En parallèle, d’autres quartiers ont fait le pari d’une approche plus simple et largement moins coûteuse, en s’appuyant sur l’existant. Le principe est simple : le prix du stationnement varie selon la classe polluante du véhicule. Un véhicule très polluant doit donc s’acquitter de frais de stationnement plus élevés qu’un véhicule électrique par exemple. Le paiement se fait par mobile via smartphone, et le contrôle par les agents qui effectuent la surveillance du stationnement règlementé. Aucune infrastructure n’a été déployée, et le dispositif a pu être rapidement mis en place. En moins de trois ans, une baisse de 27% des véhicules très polluants a été enregistrée, un vrai succès.

D’autres initiatives existent en France comme au sein de la ZFE de Toulouse où les parkings relais permettent à l’ensemble des véhicules, quelle que soit leur vignette Crit’Air, de pouvoir se garer aux abords du centre-ville pour y emprunter les transports urbains.
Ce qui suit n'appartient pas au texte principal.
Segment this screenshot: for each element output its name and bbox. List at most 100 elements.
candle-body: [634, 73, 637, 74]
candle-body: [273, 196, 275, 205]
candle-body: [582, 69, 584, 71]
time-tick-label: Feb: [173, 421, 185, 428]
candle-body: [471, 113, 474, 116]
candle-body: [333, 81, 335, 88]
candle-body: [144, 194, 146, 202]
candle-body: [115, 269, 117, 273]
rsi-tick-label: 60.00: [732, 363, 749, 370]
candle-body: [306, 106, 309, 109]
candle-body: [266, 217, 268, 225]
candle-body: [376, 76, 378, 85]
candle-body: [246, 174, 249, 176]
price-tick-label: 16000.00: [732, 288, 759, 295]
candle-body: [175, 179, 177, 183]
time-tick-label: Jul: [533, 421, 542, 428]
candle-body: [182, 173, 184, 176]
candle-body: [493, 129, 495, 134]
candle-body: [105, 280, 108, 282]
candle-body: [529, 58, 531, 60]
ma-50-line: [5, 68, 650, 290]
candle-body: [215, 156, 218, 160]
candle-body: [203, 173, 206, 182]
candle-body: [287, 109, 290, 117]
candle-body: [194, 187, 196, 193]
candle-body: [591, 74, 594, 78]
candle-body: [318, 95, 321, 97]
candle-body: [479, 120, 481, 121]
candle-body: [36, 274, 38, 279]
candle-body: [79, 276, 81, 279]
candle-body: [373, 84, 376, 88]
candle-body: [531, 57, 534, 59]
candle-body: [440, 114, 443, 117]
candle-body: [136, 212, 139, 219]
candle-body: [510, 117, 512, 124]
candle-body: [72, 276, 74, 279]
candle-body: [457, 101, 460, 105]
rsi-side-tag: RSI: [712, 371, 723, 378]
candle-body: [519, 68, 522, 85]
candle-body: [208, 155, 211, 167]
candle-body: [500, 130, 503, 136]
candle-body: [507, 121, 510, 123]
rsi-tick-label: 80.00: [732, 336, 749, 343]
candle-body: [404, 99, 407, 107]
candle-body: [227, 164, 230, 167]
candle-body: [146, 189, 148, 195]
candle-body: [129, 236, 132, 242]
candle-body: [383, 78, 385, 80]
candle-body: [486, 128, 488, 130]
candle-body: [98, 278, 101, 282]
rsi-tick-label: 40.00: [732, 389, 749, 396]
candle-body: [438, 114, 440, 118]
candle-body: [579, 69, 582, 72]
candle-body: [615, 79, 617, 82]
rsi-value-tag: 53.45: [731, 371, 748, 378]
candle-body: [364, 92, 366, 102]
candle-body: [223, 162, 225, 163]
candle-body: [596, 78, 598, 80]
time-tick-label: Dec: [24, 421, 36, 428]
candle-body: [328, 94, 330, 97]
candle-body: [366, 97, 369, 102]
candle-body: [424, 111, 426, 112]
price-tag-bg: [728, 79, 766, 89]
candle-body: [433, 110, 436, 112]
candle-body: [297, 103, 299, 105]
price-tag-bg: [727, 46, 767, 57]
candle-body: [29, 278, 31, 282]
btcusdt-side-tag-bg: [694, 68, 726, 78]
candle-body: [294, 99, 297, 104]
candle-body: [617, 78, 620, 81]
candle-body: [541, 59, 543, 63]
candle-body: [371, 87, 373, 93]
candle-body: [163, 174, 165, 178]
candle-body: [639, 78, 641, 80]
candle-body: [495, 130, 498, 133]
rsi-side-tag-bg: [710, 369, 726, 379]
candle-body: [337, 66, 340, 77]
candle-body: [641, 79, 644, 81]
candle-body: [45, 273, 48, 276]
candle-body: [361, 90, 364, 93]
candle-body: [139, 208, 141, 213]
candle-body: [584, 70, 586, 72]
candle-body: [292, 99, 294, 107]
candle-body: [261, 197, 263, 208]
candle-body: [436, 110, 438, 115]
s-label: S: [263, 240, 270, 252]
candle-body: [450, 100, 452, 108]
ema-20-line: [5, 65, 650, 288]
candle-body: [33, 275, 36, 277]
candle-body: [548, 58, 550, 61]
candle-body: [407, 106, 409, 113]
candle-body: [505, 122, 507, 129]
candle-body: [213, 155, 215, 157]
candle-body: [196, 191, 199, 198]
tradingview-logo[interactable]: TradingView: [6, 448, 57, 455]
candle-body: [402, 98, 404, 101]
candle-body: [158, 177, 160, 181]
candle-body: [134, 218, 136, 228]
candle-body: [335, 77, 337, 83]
L’intermodalité devient ainsi un moyen efficace pour réduire la pression sur le réseau routier, sans faire peser les dépenses telles que l’achat d’un nouveau véhicule sur les citoyens. On peut également citer l’exemple de la mairie de Lyon, qui a récemment annoncé vouloir conditionner le stationnement des véhicules circulant au sein de la ville en fonction, cette fois-ci, de leurs poids, avec des tarifs allant du simple au triple entre une citadine et un SUV. Ce système pourrait être mis en application dès l’année prochaine, et d’autres villes pourraient emboîter le pas à la capitale des Gaules dans l’adoption de ces mesures.

Enfin, la politique mise en place par l’État se doit d’être claire en matière de décarbonation : la France, incitée par l’Europe, fait aujourd’hui le choix d’investir massivement sur l’électrification de son parc automobile, en installant des milliers de bornes de recharge et en subventionnant l’achat de véhicules neufs. Cependant, malgré les économies annoncées sur la consommation de carburant à long terme, le coût d’un changement de véhicule (25 000 € en moyenne pour un véhicule neuf) reste une barrière difficile à franchir pour de nombreux Français.

Il n’est pas risqué de dire que les ZFE, telles que mises en place en France aujourd’hui, doivent faire l’objet d’une réflexion approfondie. La volonté de décarbonation des mobilités portée par les discours politiques se heurte à la réalité de son application, avec des contradictions permanentes entre les ambitions exprimées et les moyens déployés. Les transports thermiques sont aujourd’hui encore la première cause d’émission de carbone dans notre pays, et les voitures individuelles polluent plus que tous les autres modes de transports réunis. Bien que l’électrification puisse être l’une des briques de la transition, l’ensemble des acteurs de la mobilité peut être inclus pour trouver des solutions adaptées à notre contexte national.